The issue of whether the significance of the coefficients or the accuracy of their estimation is what's important is really unrelated to robust regression. Which of those is more important to you depends on the questions you are trying to answer, not what tools you use to try to answer them. Instead, consider a case where you want to test the hypothesis that a given variable is unrelated to the response variable. You wouldn't want the answer you get to that question (either yes or no) to be driven by an outlier. So you would use robust methods to help ensure that your answer is representative of the bulk of your data. Likewise, consider a case where you want to know the slope of the relationship between a predictor variable and the response variable as accurately as possible. You wouldn't want the estimated slope value that you get to have been driven by an outlier. So you would use robust regression to protect against that possibility. In short, robust methods diminish the extent to which your results might be influenced by violations of the classical statistical assumptions.
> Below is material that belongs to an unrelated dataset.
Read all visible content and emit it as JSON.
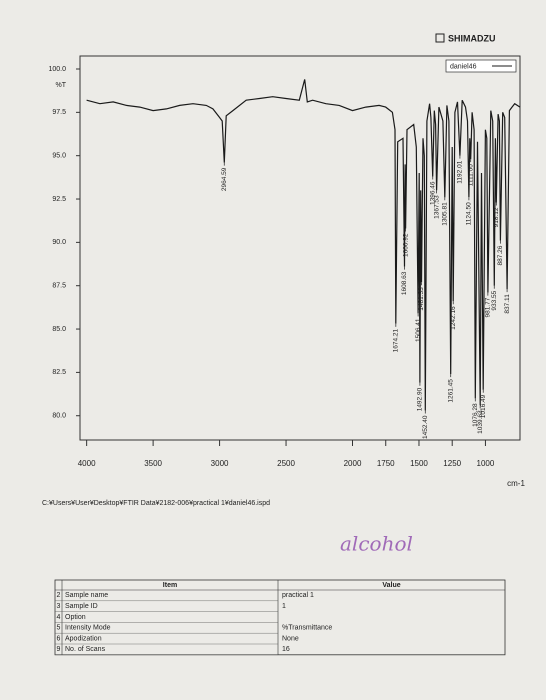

I recognize your frustration that you did not get any significant results when you used these methods. There are a couple of possibilities here. It may be that what appeared to be the case prior to using robust regression (perhaps the results from a prior OLS regression analysis) were driven by violations of the OLS assumptions and the null hypothesis is actually true. The other possibility is that, when OLS assumptions do hold, standard methods will have more power than robust methods.